Peak Prosperity Comment
I continue to find significant instances of awesome inspiration out there. I refuse to become a bitter old man. Current Mood - Inspired of course:)
I have been watching your content since last year, and not only have I utilized all this information to prepare, but have found it to be insightful. This particular video, I found relatable in various areas. I have been trying to come to terms with how I move forward with my future. In many ways, I have always dreamed of owning my own farm, and/or living in a tiny home. This video has given me hope.
My husband is an ironworker, and a builder all around. My background is an architect by trade. I currently work for a major health care system in my state. Oddly enough, I left the A/E firm that I worked for 15 years at the onset of this pandemic to join this health care system as a Project Manager in Design and Construction. When I started going through the onboarding process, besides undergoing an intensive background check, I also had a full health screening. It was discovered that I did not have antibodies for the Chicken Pox, so last April I went for my vaccination series. I guess, I mention this to validate that I am not anti-vaxer. I am a 39 year old female, and six years ago I was diagnosed with Thyroid Cancer. I am in remission at this point and in good health.
I have my own vegetable garden for the last nine years, and I am member at a local farm where I volunteer regularly. I love to can my produce, dry my herbs. Most recently interested in getting my own chickens. I deeply care about our environment, and have spent many hours cleaning up the beach. I am not perfect by any means, but like so many, I am deeply troubled with the state of our nation, and our globe.
I am in AWE, that within the next month I could potentially get me fired over a decision that relates to my body, my temple. I refuse to take part in this manipulation. Despite my previous health issues, I have always been skeptical of doctors, because of the profit driven industry. My most recent project, I have been given is to open a vaccination "station" in a shopping mall. It must be complete within the next two weeks. I have never felt more conflicted in my life. It is in my nature to accept a challenge and complete it. I am competitive by nature, and I love construction.
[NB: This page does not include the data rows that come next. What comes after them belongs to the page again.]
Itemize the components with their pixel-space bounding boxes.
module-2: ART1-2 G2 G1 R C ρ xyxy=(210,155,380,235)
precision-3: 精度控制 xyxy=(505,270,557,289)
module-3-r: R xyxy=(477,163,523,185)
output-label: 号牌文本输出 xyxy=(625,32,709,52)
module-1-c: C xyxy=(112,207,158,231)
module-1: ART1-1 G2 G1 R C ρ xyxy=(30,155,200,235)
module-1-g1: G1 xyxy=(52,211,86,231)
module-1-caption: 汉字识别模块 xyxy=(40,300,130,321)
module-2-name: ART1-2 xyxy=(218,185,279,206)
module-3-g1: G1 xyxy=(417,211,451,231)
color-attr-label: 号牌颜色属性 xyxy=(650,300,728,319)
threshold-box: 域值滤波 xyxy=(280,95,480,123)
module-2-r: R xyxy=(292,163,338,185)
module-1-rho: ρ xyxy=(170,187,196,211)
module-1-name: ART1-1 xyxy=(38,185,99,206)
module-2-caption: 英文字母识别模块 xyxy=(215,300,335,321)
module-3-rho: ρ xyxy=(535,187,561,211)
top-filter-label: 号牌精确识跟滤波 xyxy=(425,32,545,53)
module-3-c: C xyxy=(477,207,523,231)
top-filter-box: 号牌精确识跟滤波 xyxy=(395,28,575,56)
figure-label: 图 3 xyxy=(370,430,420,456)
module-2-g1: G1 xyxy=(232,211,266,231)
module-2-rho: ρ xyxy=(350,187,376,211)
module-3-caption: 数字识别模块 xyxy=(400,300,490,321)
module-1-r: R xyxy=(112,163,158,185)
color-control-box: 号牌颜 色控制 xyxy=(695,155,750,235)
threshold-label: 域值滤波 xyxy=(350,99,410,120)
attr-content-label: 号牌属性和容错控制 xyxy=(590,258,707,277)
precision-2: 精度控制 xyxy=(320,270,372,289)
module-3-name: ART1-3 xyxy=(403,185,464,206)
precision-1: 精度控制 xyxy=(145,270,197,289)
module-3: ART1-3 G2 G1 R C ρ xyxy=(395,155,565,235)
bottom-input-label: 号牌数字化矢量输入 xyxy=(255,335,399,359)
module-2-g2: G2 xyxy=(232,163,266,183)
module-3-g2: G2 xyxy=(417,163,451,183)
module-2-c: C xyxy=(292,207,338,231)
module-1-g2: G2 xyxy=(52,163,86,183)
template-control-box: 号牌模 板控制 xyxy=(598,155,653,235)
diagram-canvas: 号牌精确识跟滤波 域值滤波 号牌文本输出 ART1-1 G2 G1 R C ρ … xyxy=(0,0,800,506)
So now, I have two weeks to complete a project that I want no part of, and two weeks following I will get fired for not allowing an experimental gene therapy to be injected in my body. Thankfully, I feel like I have many options, as I said before I am not a healthcare professional. I truly believe, when one door closes, another opens. I will not allow someone to intimidate me with fear. However, I like many, I sit here facing life changing decisions.
So, Thank you for your inspiration! Thank you for your continued effort to bring good information to the forefront. Thank you for sharing you, and your daughters story. My consideration of a tiny home, and farm seems more realistic. Perhaps, I begin my journey to search for land to build a tiny home, and then pursue a new business as an architect designing and building tiny homes.